IBM will pay $18 cash for each Sequent share, according to Bob Stephenson, IBM senior vice president and group executive for the IBM Server Group.
IBM will sell Sequent's server products worldwide following completion of the merger, which is subject to reg-ulatory and shareholder approval, Stephenson said.
Sequent technology will also be integrated into IBM products. In addition, IBM will provide middleware support for Sequent's product line.
The two companies have already been working closely together on Project Monterey. Begun in October 1998, the project is expected to produce a Unix operating system that can use either IBM's 64-bit chip architecture or Intel's upcoming IA-64 chip, presently known as Merced.
In May the project demonstrated Monterey code running on a Merced simulator.
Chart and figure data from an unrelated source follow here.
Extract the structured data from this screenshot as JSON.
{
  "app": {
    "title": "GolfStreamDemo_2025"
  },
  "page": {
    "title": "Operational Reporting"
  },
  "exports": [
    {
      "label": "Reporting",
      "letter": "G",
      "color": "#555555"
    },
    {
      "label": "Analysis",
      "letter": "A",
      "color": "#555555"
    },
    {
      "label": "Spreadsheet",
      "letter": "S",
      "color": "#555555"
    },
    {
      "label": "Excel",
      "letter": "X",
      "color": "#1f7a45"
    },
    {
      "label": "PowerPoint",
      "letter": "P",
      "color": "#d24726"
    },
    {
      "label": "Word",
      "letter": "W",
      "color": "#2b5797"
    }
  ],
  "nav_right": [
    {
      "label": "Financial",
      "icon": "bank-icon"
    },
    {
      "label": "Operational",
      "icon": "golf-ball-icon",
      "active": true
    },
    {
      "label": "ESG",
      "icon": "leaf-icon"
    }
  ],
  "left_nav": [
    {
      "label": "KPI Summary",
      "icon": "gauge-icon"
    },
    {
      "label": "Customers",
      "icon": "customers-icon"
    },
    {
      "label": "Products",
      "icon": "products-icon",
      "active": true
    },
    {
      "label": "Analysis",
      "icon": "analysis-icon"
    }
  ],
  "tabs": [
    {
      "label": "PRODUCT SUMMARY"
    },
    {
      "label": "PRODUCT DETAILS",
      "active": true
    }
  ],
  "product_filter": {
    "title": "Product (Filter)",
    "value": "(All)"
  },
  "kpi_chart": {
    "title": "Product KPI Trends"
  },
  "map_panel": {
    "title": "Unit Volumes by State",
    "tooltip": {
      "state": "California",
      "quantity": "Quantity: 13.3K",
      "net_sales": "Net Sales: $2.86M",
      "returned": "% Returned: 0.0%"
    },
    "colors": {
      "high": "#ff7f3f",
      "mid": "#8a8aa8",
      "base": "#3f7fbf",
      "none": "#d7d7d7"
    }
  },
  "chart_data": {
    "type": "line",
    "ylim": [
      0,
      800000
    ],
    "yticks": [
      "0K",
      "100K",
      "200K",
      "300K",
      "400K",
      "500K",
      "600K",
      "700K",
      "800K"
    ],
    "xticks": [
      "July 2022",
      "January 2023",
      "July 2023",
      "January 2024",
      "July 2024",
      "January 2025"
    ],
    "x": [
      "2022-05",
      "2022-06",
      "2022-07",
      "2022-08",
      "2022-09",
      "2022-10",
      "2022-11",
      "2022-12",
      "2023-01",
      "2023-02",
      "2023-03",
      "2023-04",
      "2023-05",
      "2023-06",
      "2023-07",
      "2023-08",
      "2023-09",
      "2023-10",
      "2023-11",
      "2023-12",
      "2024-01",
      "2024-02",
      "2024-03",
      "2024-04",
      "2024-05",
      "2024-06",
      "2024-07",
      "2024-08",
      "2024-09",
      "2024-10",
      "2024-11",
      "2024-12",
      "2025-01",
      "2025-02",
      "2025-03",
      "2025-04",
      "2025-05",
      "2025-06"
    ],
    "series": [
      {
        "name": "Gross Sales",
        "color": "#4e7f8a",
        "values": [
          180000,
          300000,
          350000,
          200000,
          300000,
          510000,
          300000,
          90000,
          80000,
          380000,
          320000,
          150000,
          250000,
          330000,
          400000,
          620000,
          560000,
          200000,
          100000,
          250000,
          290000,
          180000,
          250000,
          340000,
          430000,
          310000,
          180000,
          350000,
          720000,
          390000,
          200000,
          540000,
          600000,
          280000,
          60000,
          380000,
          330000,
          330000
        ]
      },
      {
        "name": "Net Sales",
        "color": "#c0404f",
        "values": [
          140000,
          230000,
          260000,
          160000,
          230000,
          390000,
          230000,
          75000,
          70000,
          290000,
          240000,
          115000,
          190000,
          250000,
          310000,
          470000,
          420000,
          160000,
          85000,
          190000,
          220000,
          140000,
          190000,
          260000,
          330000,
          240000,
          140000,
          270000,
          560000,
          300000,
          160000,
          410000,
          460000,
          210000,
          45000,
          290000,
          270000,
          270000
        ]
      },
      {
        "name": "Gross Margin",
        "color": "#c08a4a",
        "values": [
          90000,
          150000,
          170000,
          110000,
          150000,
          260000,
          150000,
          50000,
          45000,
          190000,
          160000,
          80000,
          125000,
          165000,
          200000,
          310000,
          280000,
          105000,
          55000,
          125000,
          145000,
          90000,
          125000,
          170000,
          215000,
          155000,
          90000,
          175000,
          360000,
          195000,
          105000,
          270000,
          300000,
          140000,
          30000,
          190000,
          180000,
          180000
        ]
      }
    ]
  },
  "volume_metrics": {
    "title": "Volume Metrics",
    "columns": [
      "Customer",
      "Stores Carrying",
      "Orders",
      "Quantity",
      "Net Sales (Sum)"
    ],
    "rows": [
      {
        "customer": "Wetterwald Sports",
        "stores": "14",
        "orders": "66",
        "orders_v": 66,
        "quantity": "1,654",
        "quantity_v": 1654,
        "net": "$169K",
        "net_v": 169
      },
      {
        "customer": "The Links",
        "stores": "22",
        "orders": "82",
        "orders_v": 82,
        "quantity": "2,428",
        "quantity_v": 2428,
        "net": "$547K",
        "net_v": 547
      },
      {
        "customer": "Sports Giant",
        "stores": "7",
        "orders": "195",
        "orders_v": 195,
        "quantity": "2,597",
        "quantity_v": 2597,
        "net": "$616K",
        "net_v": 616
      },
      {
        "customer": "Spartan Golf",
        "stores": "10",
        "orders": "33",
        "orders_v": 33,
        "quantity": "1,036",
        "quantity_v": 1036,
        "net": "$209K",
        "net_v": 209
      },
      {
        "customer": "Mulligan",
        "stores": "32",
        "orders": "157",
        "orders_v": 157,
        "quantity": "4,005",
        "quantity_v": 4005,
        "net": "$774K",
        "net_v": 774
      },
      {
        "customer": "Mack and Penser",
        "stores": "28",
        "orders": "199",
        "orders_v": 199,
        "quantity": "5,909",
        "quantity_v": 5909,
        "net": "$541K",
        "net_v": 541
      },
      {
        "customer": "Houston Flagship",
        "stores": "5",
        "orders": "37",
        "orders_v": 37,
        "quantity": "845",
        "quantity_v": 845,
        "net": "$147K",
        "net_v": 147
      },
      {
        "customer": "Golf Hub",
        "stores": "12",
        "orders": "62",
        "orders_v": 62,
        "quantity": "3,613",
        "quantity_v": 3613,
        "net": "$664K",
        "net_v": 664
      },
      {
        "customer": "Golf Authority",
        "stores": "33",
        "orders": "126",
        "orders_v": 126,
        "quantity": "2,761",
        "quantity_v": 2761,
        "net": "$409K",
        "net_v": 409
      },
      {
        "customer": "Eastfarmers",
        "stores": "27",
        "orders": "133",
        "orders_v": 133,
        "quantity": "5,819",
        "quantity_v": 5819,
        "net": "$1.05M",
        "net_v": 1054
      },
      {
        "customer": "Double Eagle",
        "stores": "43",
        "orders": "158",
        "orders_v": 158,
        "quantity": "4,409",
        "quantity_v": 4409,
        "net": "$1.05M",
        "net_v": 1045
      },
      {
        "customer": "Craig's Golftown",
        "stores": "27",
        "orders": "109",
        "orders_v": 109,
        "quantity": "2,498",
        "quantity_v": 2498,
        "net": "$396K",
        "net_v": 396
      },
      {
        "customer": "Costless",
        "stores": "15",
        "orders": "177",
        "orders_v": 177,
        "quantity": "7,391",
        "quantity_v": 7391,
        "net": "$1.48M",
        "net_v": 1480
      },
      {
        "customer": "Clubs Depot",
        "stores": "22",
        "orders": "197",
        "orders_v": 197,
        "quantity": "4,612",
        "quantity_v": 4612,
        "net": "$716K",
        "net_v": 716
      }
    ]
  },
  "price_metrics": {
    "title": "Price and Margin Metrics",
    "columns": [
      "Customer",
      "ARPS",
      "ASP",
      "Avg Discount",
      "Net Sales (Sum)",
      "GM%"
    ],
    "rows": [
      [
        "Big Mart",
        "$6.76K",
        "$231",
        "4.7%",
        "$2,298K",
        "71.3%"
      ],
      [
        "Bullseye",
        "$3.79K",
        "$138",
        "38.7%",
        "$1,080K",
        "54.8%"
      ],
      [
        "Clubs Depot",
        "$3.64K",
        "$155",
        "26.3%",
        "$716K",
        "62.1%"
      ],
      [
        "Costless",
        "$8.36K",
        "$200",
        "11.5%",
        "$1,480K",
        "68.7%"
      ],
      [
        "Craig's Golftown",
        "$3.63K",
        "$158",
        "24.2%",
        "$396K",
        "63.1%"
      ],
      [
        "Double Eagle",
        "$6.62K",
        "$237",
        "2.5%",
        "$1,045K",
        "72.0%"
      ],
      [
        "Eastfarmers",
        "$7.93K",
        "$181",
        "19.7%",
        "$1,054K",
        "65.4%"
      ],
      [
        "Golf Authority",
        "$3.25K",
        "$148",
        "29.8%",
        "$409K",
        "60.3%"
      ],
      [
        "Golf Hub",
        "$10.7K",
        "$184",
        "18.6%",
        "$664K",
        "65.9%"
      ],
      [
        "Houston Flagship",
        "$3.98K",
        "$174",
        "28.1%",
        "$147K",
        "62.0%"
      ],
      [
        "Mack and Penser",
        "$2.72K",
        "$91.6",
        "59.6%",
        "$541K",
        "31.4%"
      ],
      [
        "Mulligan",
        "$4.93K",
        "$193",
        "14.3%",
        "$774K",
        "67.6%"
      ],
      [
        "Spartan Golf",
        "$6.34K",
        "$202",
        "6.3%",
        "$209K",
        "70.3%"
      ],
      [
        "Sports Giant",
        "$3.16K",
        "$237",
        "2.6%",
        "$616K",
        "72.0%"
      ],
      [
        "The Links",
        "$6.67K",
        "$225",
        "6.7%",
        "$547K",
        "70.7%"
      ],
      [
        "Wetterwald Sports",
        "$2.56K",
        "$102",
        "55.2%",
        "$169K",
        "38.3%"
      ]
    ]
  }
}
The merger will accelerate work on the 64-bit Unix OS project, which is being developed with Santa Cruz Operation and Intel.
Stephenson and Casey Powell, chairman and chief executive officer of Sequent, said the merger brings together two companies with complementary server technology and similar commitment to the Unix market.
IBM's global strength will push Sequent's 64-bit work to fruition, Powell said, responding to a question from a reporter about why Sequent is interested in being bought at a time when that project is moving along and headed toward a product release.
"With this merger, we'll offer our customers the most complete and powerful server line," Stephenson said, adding that products from desktop machines to supercomputers will spring from the pairing.
According to IDC Australia, the purchase fills a gap in IBM's server product line, and reduces opportunities for its competitors to gain a foothold in some IBM accounts.
Mike Cleary, IDC's marketing services manager, said in a statement the deal will allow IBM business partners to add Sequent services to their product set and give IBM an opportunity to boost its market share in the server market.
Susan Frankle, an independent server analyst based in Boston, agreed that the Sequent acquisition is positive for IBM, giving it access to interesting technology in the Unix and high-end Windows NT areas. Sequent also has some interesting high-availability technology, she said.